Bill Drummond and The 17
Last Saturday in Zurich, we played at a mix'n'match festival where the concept of a Swiss music trade fair was disguised by clever programming and a large paycheque! Our show wasn't due to start until 2.45 am (no kidding!) and going to bed for a few hours r+r would have been the wise thing to do, but I had the opportunity to partake in a sonic experiment which I didn't want to miss.
Bill Drummond, the man behind the Justified Ancients of Mu-Mu, KLF, and agent provocateur in the music industry gave a lecture in the afternoon about how all recorded music is a thing of the past. His new project was about making instant music based on assembling groups of 17 people and recording them singing / humming one note for 5 minutes consecutively. He would record many groups of 17 people, and layer all the different recordings with no added FX, compression, nothing. He will play the piece just once that evening and then he will destroy that recording forever.

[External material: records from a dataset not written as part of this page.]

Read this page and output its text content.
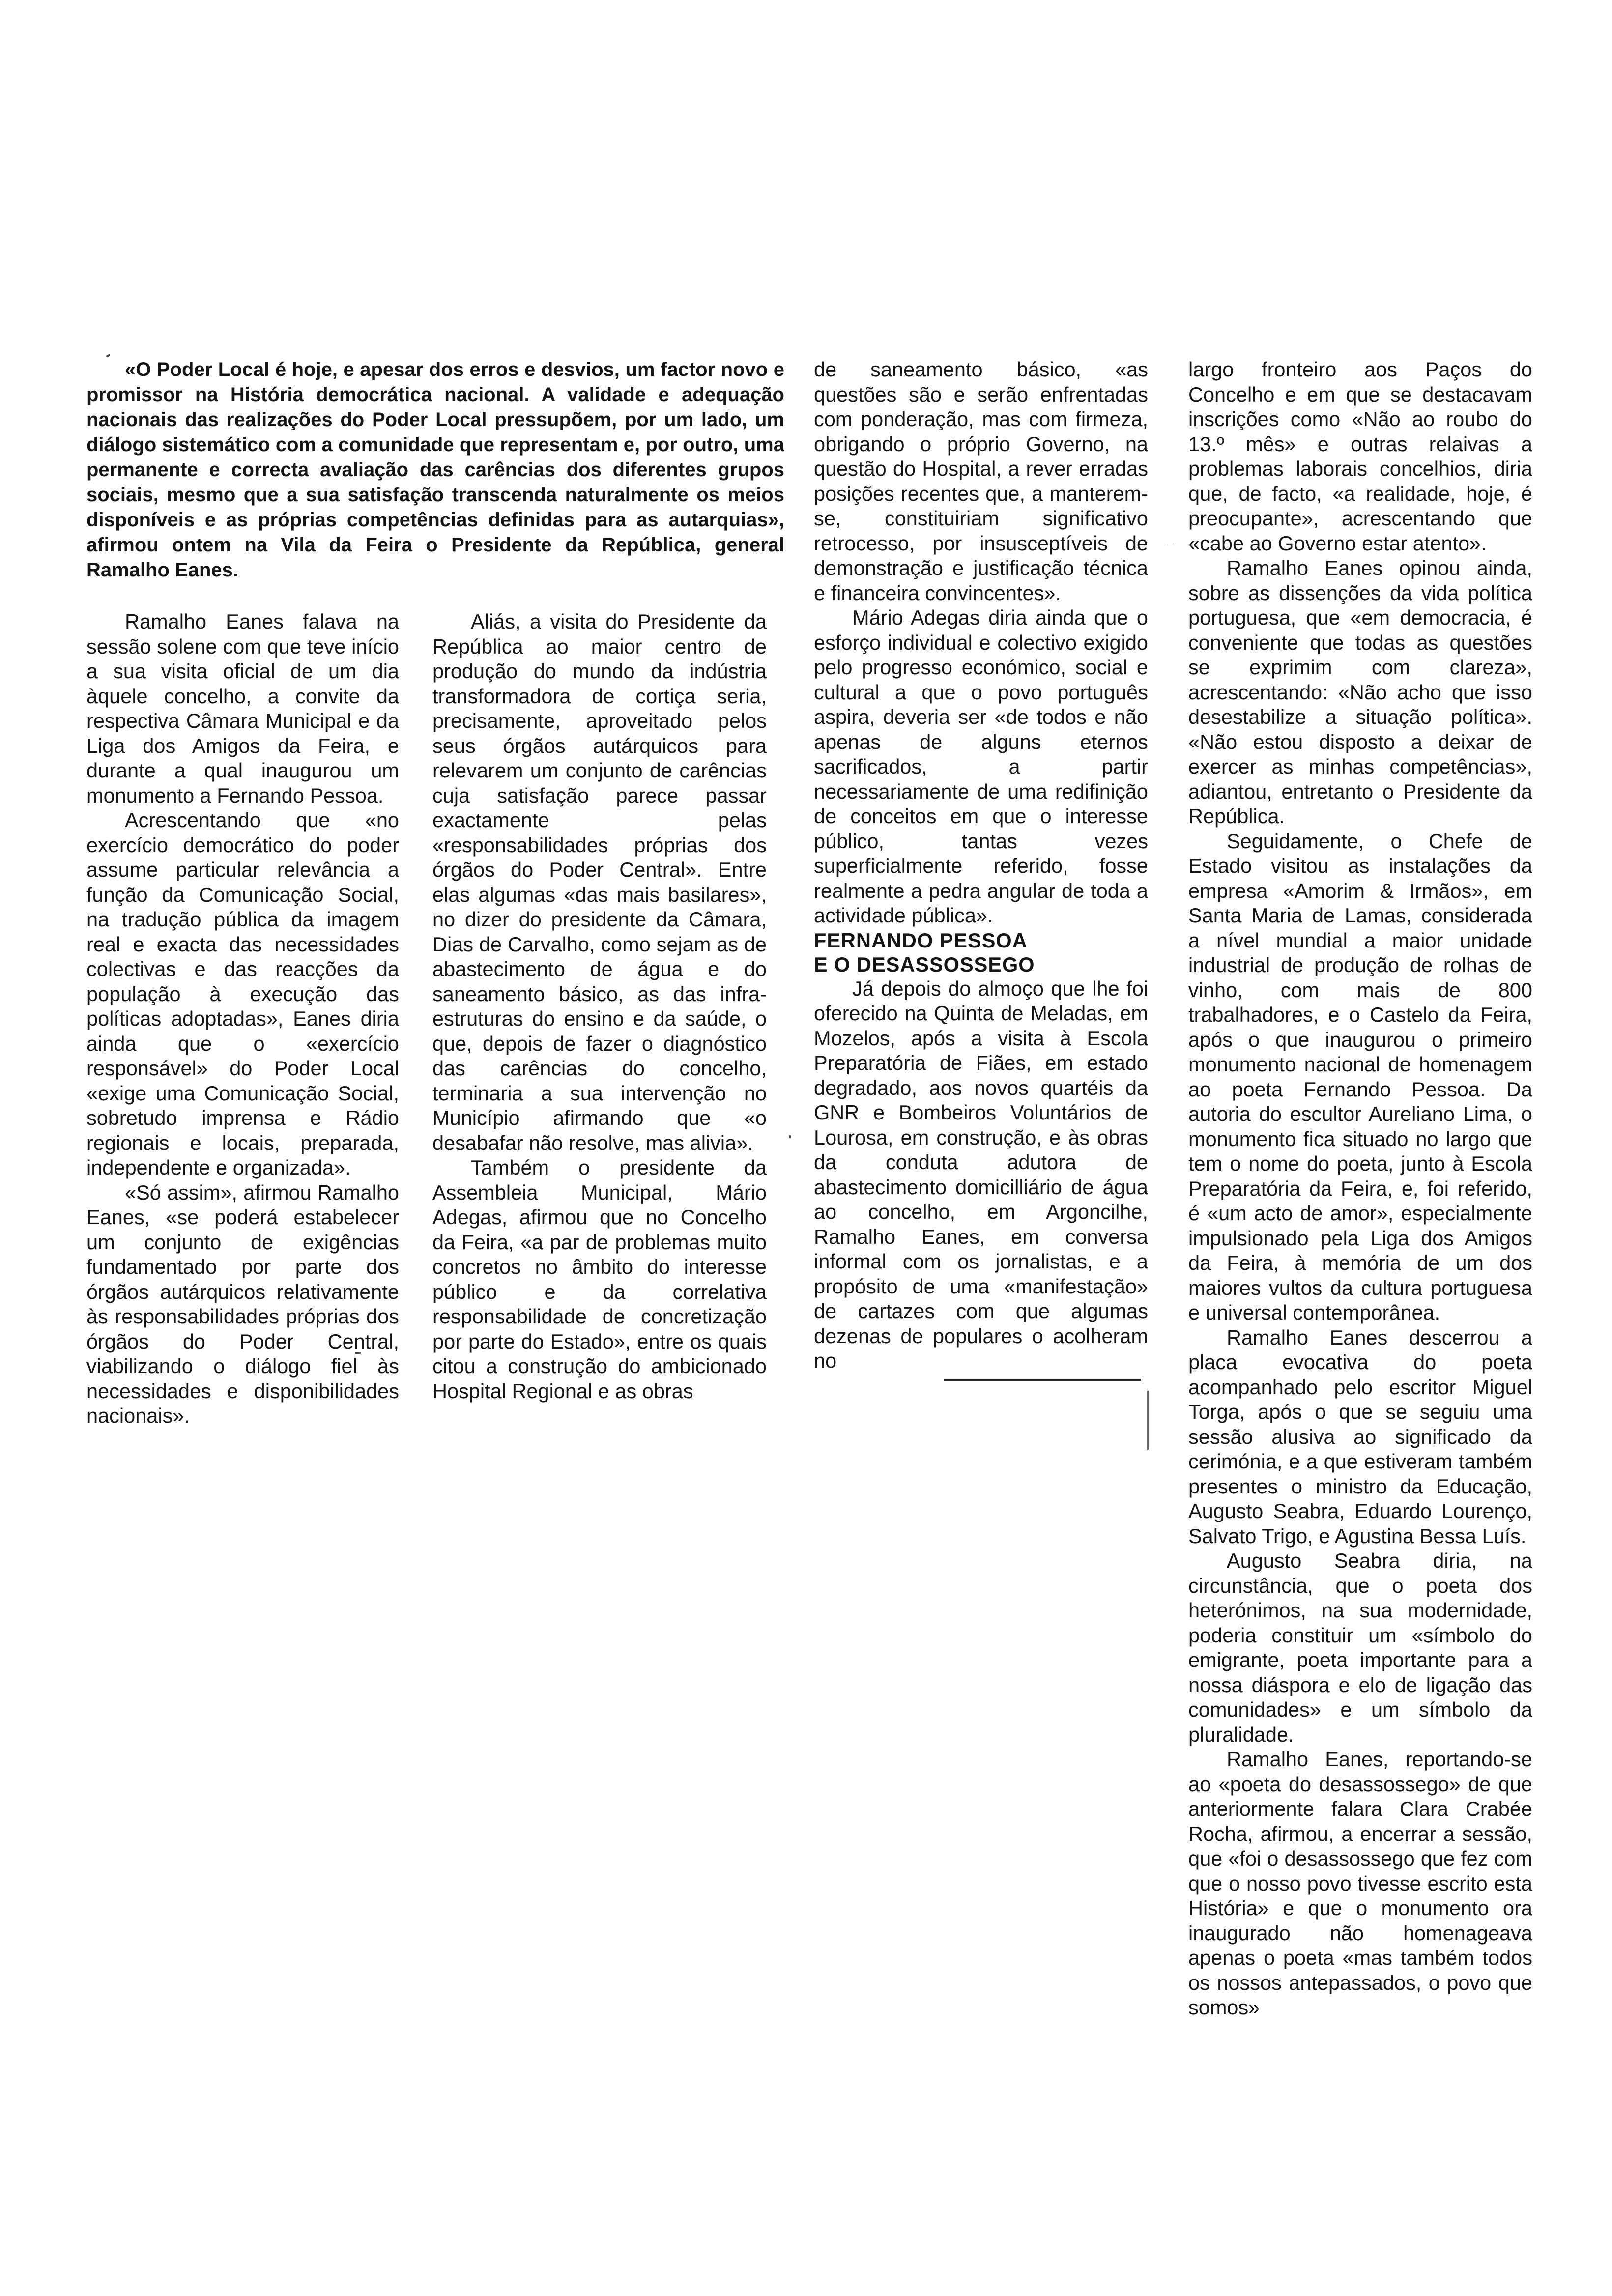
«O Poder Local é hoje, e apesar dos erros e desvios, um factor novo e promissor na História democrática nacional. A validade e adequação nacionais das realizações do Poder Local pressupõem, por um lado, um diálogo sistemático com a comunidade que representam e, por outro, uma permanente e correcta avaliação das carências dos diferentes grupos sociais, mesmo que a sua satisfação transcenda naturalmente os meios disponíveis e as próprias competências definidas para as autarquias», afirmou ontem na Vila da Feira o Presidente da República, general Ramalho Eanes.

Ramalho Eanes falava na sessão solene com que teve início a sua visita oficial de um dia àquele concelho, a convite da respectiva Câmara Municipal e da Liga dos Amigos da Feira, e durante a qual inaugurou um monumento a Fernando Pessoa.

Acrescentando que «no exercício democrático do poder assume particular relevância a função da Comunicação Social, na tradução pública da imagem real e exacta das necessidades colectivas e das reacções da população à execução das políticas adoptadas», Eanes diria ainda que o «exercício responsável» do Poder Local «exige uma Comunicação Social, sobretudo imprensa e Rádio regionais e locais, preparada, independente e organizada».

«Só assim», afirmou Ramalho Eanes, «se poderá estabelecer um conjunto de exigências fundamentado por parte dos órgãos autárquicos relativamente às responsabilidades próprias dos órgãos do Poder Central, viabilizando o diálogo fiel às necessidades e disponibilidades nacionais».

Aliás, a visita do Presidente da República ao maior centro de produção do mundo da indústria transformadora de cortiça seria, precisamente, aproveitado pelos seus órgãos autárquicos para relevarem um conjunto de carências cuja satisfação parece passar exactamente pelas «responsabilidades próprias dos órgãos do Poder Central». Entre elas algumas «das mais basilares», no dizer do presidente da Câmara, Dias de Carvalho, como sejam as de abastecimento de água e do saneamento básico, as das infra-estruturas do ensino e da saúde, o que, depois de fazer o diagnóstico das carências do concelho, terminaria a sua intervenção no Município afirmando que «o desabafar não resolve, mas alivia».

Também o presidente da Assembleia Municipal, Mário Adegas, afirmou que no Concelho da Feira, «a par de problemas muito concretos no âmbito do interesse público e da correlativa responsabilidade de concretização por parte do Estado», entre os quais citou a construção do ambicionado Hospital Regional e as obras

de saneamento básico, «as questões são e serão enfrentadas com ponderação, mas com firmeza, obrigando o próprio Governo, na questão do Hospital, a rever erradas posições recentes que, a manterem-se, constituiriam significativo retrocesso, por insusceptíveis de demonstração e justificação técnica e financeira convincentes».

Mário Adegas diria ainda que o esforço individual e colectivo exigido pelo progresso económico, social e cultural a que o povo português aspira, deveria ser «de todos e não apenas de alguns eternos sacrificados, a partir necessariamente de uma redifinição de conceitos em que o interesse público, tantas vezes superficialmente referido, fosse realmente a pedra angular de toda a actividade pública».

FERNANDO PESSOA
E O DESASSOSSEGO

Já depois do almoço que lhe foi oferecido na Quinta de Meladas, em Mozelos, após a visita à Escola Preparatória de Fiães, em estado degradado, aos novos quartéis da GNR e Bombeiros Voluntários de Lourosa, em construção, e às obras da conduta adutora de abastecimento domicilliário de água ao concelho, em Argoncilhe, Ramalho Eanes, em conversa informal com os jornalistas, e a propósito de uma «manifestação» de cartazes com que algumas dezenas de populares o acolheram no

largo fronteiro aos Paços do Concelho e em que se destacavam inscrições como «Não ao roubo do 13.º mês» e outras relaivas a problemas laborais concelhios, diria que, de facto, «a realidade, hoje, é preocupante», acrescentando que «cabe ao Governo estar atento».

Ramalho Eanes opinou ainda, sobre as dissenções da vida política portuguesa, que «em democracia, é conveniente que todas as questões se exprimim com clareza», acrescentando: «Não acho que isso desestabilize a situação política». «Não estou disposto a deixar de exercer as minhas competências», adiantou, entretanto o Presidente da República.

Seguidamente, o Chefe de Estado visitou as instalações da empresa «Amorim & Irmãos», em Santa Maria de Lamas, considerada a nível mundial a maior unidade industrial de produção de rolhas de vinho, com mais de 800 trabalhadores, e o Castelo da Feira, após o que inaugurou o primeiro monumento nacional de homenagem ao poeta Fernando Pessoa. Da autoria do escultor Aureliano Lima, o monumento fica situado no largo que tem o nome do poeta, junto à Escola Preparatória da Feira, e, foi referido, é «um acto de amor», especialmente impulsionado pela Liga dos Amigos da Feira, à memória de um dos maiores vultos da cultura portuguesa e universal contemporânea.

Ramalho Eanes descerrou a placa evocativa do poeta acompanhado pelo escritor Miguel Torga, após o que se seguiu uma sessão alusiva ao significado da cerimónia, e a que estiveram também presentes o ministro da Educação, Augusto Seabra, Eduardo Lourenço, Salvato Trigo, e Agustina Bessa Luís.

Augusto Seabra diria, na circunstância, que o poeta dos heterónimos, na sua modernidade, poderia constituir um «símbolo do emigrante, poeta importante para a nossa diáspora e elo de ligação das comunidades» e um símbolo da pluralidade.

Ramalho Eanes, reportando-se ao «poeta do desassossego» de que anteriormente falara Clara Crabée Rocha, afirmou, a encerrar a sessão, que «foi o desassossego que fez com que o nosso povo tivesse escrito esta História» e que o monumento ora inaugurado não homenageava apenas o poeta «mas também todos os nossos antepassados, o povo que somos»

Thus at the Schiffbauhalle in Zurich I took part in this happening. I, along with the 3 Kissogram boys, Paul and Alex from Franz Ferdinand, and their tourmanager Rebecca, were part of a group of 17 who were led up to a small, dimly lit room, which had 17 seats arranged in 2 rows. In front of us sat the legend that is Bill Drummond. With a quiet "Good evening, I'm Bill Drummond', he went to explain to us the concept behind the experiment and what we were to do. We are asked to sing a single note that he plays on a keyboard, and hold it for 5 minutes. An engineer sits behind his computer, and a single microphone trails its way to said microphone. We are all asked to stand. At the given sign from the engineer, all 17 of us begin to sing the note. You hear people hit different pitches, people hold their breaths at different lengths, the collective sound seems to wow and flutter, and at a certain point you lose yourself completely in the sound. I forgot I was singing and felt the collective force of the universal voice in that room. The drone is the force and just as you think this could / should last forever, the engineer brings his arm down, and we all stop in unison. We are all asked to have a group photo taken, after which we leave.

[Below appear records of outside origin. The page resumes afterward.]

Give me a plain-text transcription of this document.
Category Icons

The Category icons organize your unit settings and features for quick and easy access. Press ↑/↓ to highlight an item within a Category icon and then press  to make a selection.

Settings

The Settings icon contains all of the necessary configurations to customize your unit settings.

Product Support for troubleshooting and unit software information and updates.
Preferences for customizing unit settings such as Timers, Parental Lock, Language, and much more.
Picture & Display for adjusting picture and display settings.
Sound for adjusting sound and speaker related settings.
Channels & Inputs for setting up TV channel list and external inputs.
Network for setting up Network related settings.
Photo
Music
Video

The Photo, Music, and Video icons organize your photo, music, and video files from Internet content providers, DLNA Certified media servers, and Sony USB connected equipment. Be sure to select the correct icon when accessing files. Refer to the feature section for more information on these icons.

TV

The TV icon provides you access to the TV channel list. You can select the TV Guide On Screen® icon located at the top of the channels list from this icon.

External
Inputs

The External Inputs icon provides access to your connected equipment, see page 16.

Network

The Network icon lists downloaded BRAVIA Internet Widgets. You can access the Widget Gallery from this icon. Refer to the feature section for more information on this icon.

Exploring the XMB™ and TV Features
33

Drummond and engineer invite several other groups to partake in this session.
In the evening, in the main hall, the engineer plugs his computer into the house PA / mixing desk, and after a short talk from Drummond, the piece is played. It starts quietly but very soon builds into a wall of drone-a-rama. The room shakes and there is a strange rhythm within the drone. You close your eyes and you are carried away into a sea of unknown sonic pleasures created only by human voices and nothing else. The 5 minutes comes too soon. A sudden stop, and its all over. The piece of art is destroyed, never to be heard again.
Drummond has pushed the concept of instant art a step further, and we were there to take part in it that day.